Enfin, le rapport suggère que la présidence française fasse du développement du microcrédit une de ses priorités politiques.

3. La dimension sociale de l’Europe

On sait ce qu’il y a lieu de penser de cette « dimension sociale » quasiment inexistante. On trouvera dans la rubrique « l’Europe telle qu’elle se fait » de ce blogue un état des lieux de l’.

Le rapport estime que la France est handicapée par ses « références historiques traditionnelles » sur le sujet et que, de ce fait, les « marges de manœuvre de la France en matière sociale sont limitées ».

Le rapport avance trois propositions :

a) renforcer le Fonds européen d’ajustement à la mondialisation. Reconnaissant les dégâts provoqués par la mondialisation, les décideurs européens qui sont à son origine ont choisi de créer un fonds pour en atténuer les effets (de la même manière qu’on invente des « droits à polluer », on consacre le droit à la destruction d’emplois compensée financièrement). Le rapport propose d’étendre le champ d’application du fonds aux licenciements en dessous de 1000 salariés, d’en modifier les modalités d’application pour qu’il puisse agir à titre préventif et d’en doubler la dotation financière actuellement limitée à 500 millions d’euros.

b) afin de favoriser la mobilité des travailleurs et en vue de créer un « marché intérieur des travailleurs », le rapport recommande de finaliser les négociations en cours sur le marché du travail européen (travail intérimaire, temps de travail, détachement). Il propose de renforcer la coopération entre les corps d’inspection du travail en vue de créer un corps de contrôle européen des détachements. Il incite la France, pendant sa présidence, à transposer dans son droit interne la directive services (Bolkestein).

c) dans le cadre des négociations européennes d’accords bilatéraux et régionaux de libre-échange, le rapport propose d’intégrer le respect des normes internationales fondamentales du travail de l’OIT ainsi que la responsabilité sociale des entreprises.

4. L’après 2010.

Pour l’après 2010, le rapport avance deux propositions.
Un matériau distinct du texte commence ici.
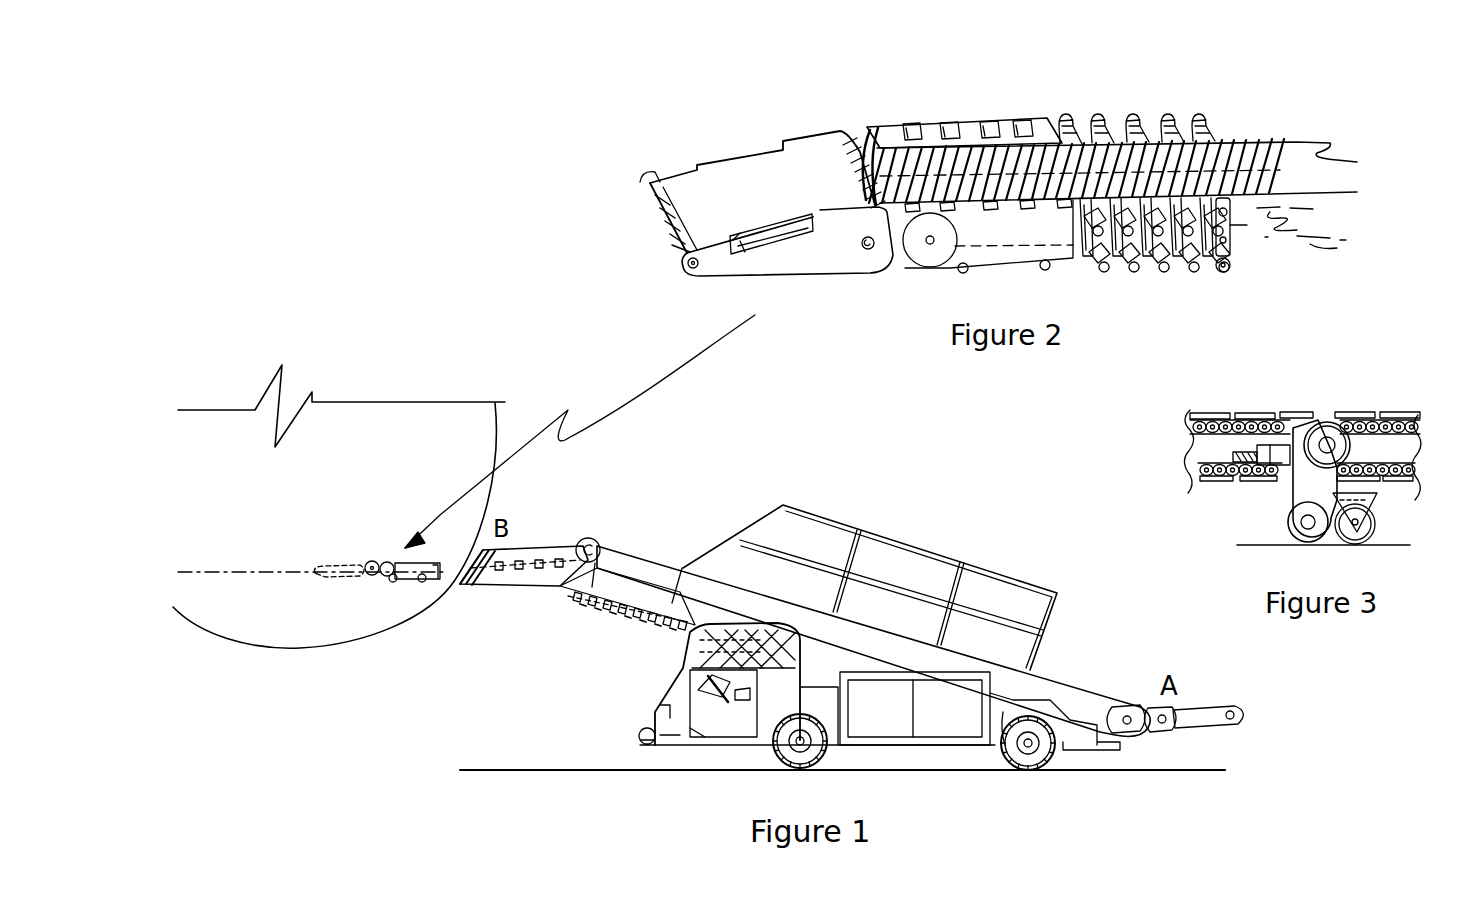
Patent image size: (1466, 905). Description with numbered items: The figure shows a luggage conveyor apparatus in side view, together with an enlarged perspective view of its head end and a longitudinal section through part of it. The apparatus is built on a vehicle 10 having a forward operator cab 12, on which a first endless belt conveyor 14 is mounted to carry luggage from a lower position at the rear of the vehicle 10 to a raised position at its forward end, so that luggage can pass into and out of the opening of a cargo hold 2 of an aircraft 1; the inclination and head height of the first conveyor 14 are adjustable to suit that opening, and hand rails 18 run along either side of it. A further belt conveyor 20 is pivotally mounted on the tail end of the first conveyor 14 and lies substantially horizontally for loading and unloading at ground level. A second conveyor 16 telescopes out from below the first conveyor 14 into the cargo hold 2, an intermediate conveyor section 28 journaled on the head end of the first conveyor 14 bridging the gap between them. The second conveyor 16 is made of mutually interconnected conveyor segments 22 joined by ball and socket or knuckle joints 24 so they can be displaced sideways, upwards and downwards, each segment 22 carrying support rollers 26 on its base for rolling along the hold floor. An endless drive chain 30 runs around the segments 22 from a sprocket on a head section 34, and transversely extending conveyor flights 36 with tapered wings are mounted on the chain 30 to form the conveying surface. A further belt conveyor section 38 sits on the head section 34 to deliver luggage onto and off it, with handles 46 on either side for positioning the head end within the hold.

In FIG. 1, the aircraft 1 is at (203, 625).
In FIG. 1, the cargo hold 2 is at (323, 527).
In FIG. 1, the vehicle 10 is at (720, 738).
In FIG. 1, the forward operator cab 12 is at (673, 684).
In FIG. 1, the first endless belt conveyor 14 is at (637, 545).
In FIG. 1, the second conveyor 16 is at (515, 567).
In FIG. 2, the second conveyor 16 is at (1198, 80).
In FIG. 1, the hand rails 18 is at (884, 520).
In FIG. 1, the further belt conveyor 20 is at (1213, 702).
In FIG. 2, the conveyor segments 22 is at (1232, 236).
In FIG. 3, the conveyor segments 22 is at (1293, 485).
In FIG. 3, the ball and socket or knuckle joints 24 is at (1293, 430).
In FIG. 2, the support rollers 26 is at (1203, 275).
In FIG. 3, the support rollers 26 is at (1310, 525).
In FIG. 1, the intermediate conveyor section 28 is at (563, 545).
In FIG. 3, the endless drive chain 30 is at (1385, 427).
In FIG. 1, the head section 34 is at (410, 578).
In FIG. 2, the head section 34 is at (1003, 252).
In FIG. 2, the conveyor flights 36 is at (1253, 143).
In FIG. 3, the conveyor flights 36 is at (1290, 415).
In FIG. 1, the further belt conveyor section 38 is at (362, 560).
In FIG. 2, the further belt conveyor section 38 is at (740, 182).
In FIG. 2, the handles 46 is at (806, 232).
Il suggère que la présidence française « structure un débat de fond relatif à l’avenir de la stratégie de l’Europe dans la mondialisation pour la prochaine décennie. »

Il propose d’ouvrir le débat sur la révision du budget de l’UE. La révision de la politique agricole commune s’intègre dans cet exercice.

Cette stratégie européenne pour la mondialisation après 2010 fait l’objet de la troisième partie du rapport que j’examinerai dans une prochaine note. Celle-ci sera suivie d’une évaluation de ce rapport.